E essa noção de fazer parte – dentro de suas possibilidades – da vida do clube é que faz incendiar a paixão no peito de cada torcedor. É essa noção de fazer parte da vida do clube que faz com que o torcedor comum firme seu compromisso com as coisas do clube. É como se a paixão, sempre unilateral, ganhasse uma nova dimensão, bilateral, sinalagmática, onde o torcedor precisa do clube, como o clube precisa do torcedor. E não há nada mais frutífero do que o amor correspondido.
Somos um milhão de apaixonados Rubro-Negros, só temos a nós e somos muitos! Precisamos de 30 milhões de dólares e precisamos de todos os atleticanos. Precisamos captar esse recurso e, para tanto, contamos com uma Diretoria atuante que irá buscar linhas de crédito, as mais diversas. Contamos com uma Diretoria que já atua no sentido de ampliar o número de sócios, hoje na casa dos 3.500 adeptos. Empresários doarão quantias generosas, torcedores irão adquirir novos camarotes, cadeiras e pacotes. Disso tudo advirá a quantia necessária à edificação da parte que ainda falta do imenso sonho atleticano.

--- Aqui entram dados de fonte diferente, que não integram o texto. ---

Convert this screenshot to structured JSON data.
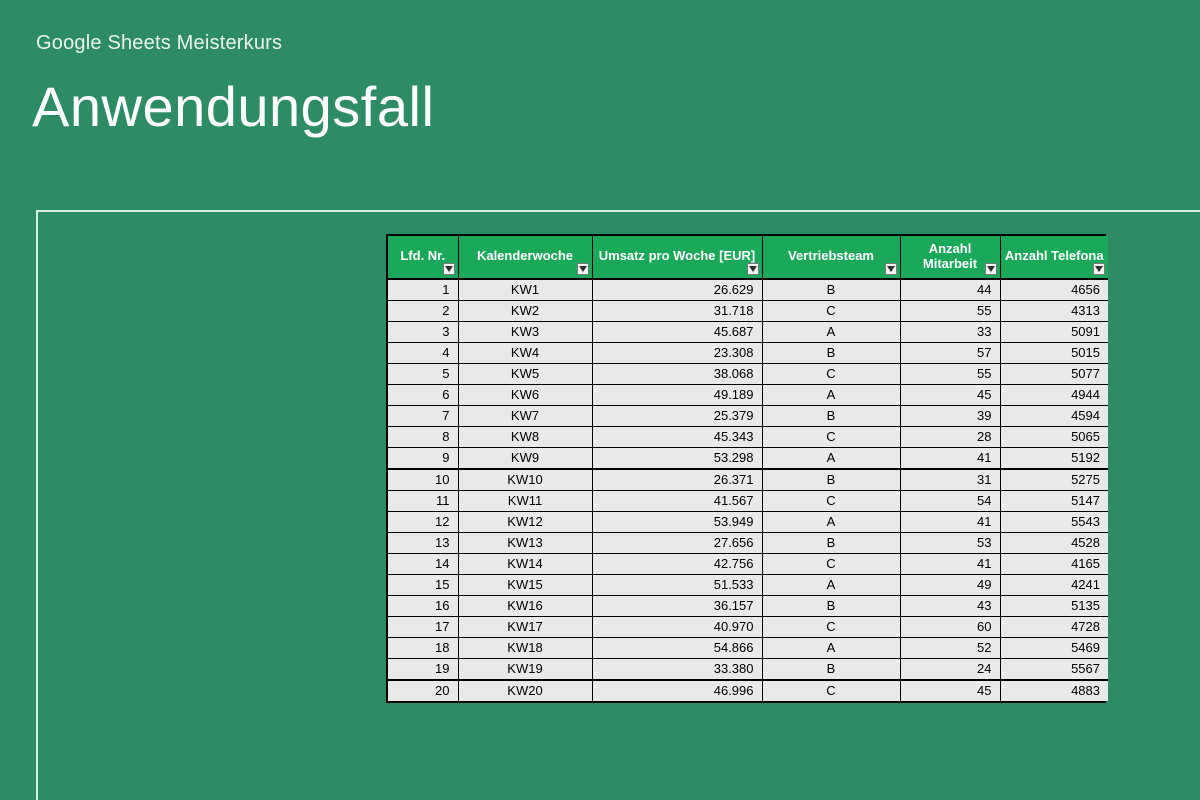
{
  "header": {
    "subtitle": "Google Sheets Meisterkurs",
    "title": "Anwendungsfall"
  },
  "table": {
    "columns": [
      "Lfd. Nr.",
      "Kalenderwoche",
      "Umsatz pro Woche [EUR]",
      "Vertriebsteam",
      "Anzahl Mitarbeit",
      "Anzahl Telefona"
    ],
    "rows": [
      {
        "lfd": "1",
        "kw": "KW1",
        "umsatz": "26.629",
        "team": "B",
        "mit": "44",
        "tel": "4656"
      },
      {
        "lfd": "2",
        "kw": "KW2",
        "umsatz": "31.718",
        "team": "C",
        "mit": "55",
        "tel": "4313"
      },
      {
        "lfd": "3",
        "kw": "KW3",
        "umsatz": "45.687",
        "team": "A",
        "mit": "33",
        "tel": "5091"
      },
      {
        "lfd": "4",
        "kw": "KW4",
        "umsatz": "23.308",
        "team": "B",
        "mit": "57",
        "tel": "5015"
      },
      {
        "lfd": "5",
        "kw": "KW5",
        "umsatz": "38.068",
        "team": "C",
        "mit": "55",
        "tel": "5077"
      },
      {
        "lfd": "6",
        "kw": "KW6",
        "umsatz": "49.189",
        "team": "A",
        "mit": "45",
        "tel": "4944"
      },
      {
        "lfd": "7",
        "kw": "KW7",
        "umsatz": "25.379",
        "team": "B",
        "mit": "39",
        "tel": "4594"
      },
      {
        "lfd": "8",
        "kw": "KW8",
        "umsatz": "45.343",
        "team": "C",
        "mit": "28",
        "tel": "5065"
      },
      {
        "lfd": "9",
        "kw": "KW9",
        "umsatz": "53.298",
        "team": "A",
        "mit": "41",
        "tel": "5192"
      },
      {
        "lfd": "10",
        "kw": "KW10",
        "umsatz": "26.371",
        "team": "B",
        "mit": "31",
        "tel": "5275"
      },
      {
        "lfd": "11",
        "kw": "KW11",
        "umsatz": "41.567",
        "team": "C",
        "mit": "54",
        "tel": "5147"
      },
      {
        "lfd": "12",
        "kw": "KW12",
        "umsatz": "53.949",
        "team": "A",
        "mit": "41",
        "tel": "5543"
      },
      {
        "lfd": "13",
        "kw": "KW13",
        "umsatz": "27.656",
        "team": "B",
        "mit": "53",
        "tel": "4528"
      },
      {
        "lfd": "14",
        "kw": "KW14",
        "umsatz": "42.756",
        "team": "C",
        "mit": "41",
        "tel": "4165"
      },
      {
        "lfd": "15",
        "kw": "KW15",
        "umsatz": "51.533",
        "team": "A",
        "mit": "49",
        "tel": "4241"
      },
      {
        "lfd": "16",
        "kw": "KW16",
        "umsatz": "36.157",
        "team": "B",
        "mit": "43",
        "tel": "5135"
      },
      {
        "lfd": "17",
        "kw": "KW17",
        "umsatz": "40.970",
        "team": "C",
        "mit": "60",
        "tel": "4728"
      },
      {
        "lfd": "18",
        "kw": "KW18",
        "umsatz": "54.866",
        "team": "A",
        "mit": "52",
        "tel": "5469"
      },
      {
        "lfd": "19",
        "kw": "KW19",
        "umsatz": "33.380",
        "team": "B",
        "mit": "24",
        "tel": "5567"
      },
      {
        "lfd": "20",
        "kw": "KW20",
        "umsatz": "46.996",
        "team": "C",
        "mit": "45",
        "tel": "4883"
      }
    ]
  }
}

E todas essas ações são legítimas, válidas e eficazes na materialização do acalentado sonho vermelho e preto.
Mas como o Atlético pertence também aos mais humildes, que estão loucos para colaborar e que têm legitimidade para tanto, peço à Diretoria que ofereça a esses torcedores a oportunidade de depositar suas contribuições numa conta aberta especificamente para acolher essas doações mais populares. Essa conta será como os garrafões de vidro e de plástico dispostos à frente do Estádio dos Eucaliptos e que tanto ajudaram a erguer o Gigante da Beira-Rio. Hoje, o Atlético precisa de todos, sem exceção.
E aí, quando chegar o dia da definitiva inauguração da Arena da Baixada, cada torcedor atleticano – esteja ele onde estiver - poderá dizer, com os olhos marejados e o peito transbordando de orgulho: “Eu ajudei a construir a Arena, eu pertenço a essa conquista, essa conquista me pertence, eu faço parte dessa História”.
Hoje, na Arena, você, atleticano, é a parte que falta. Mas eu sei que se você for chamado se fará presente em nome do futuro dos nossos sonhos, em nome da nossa realidade, em nome da nossa paixão que é o Clube Atlético Paranaense.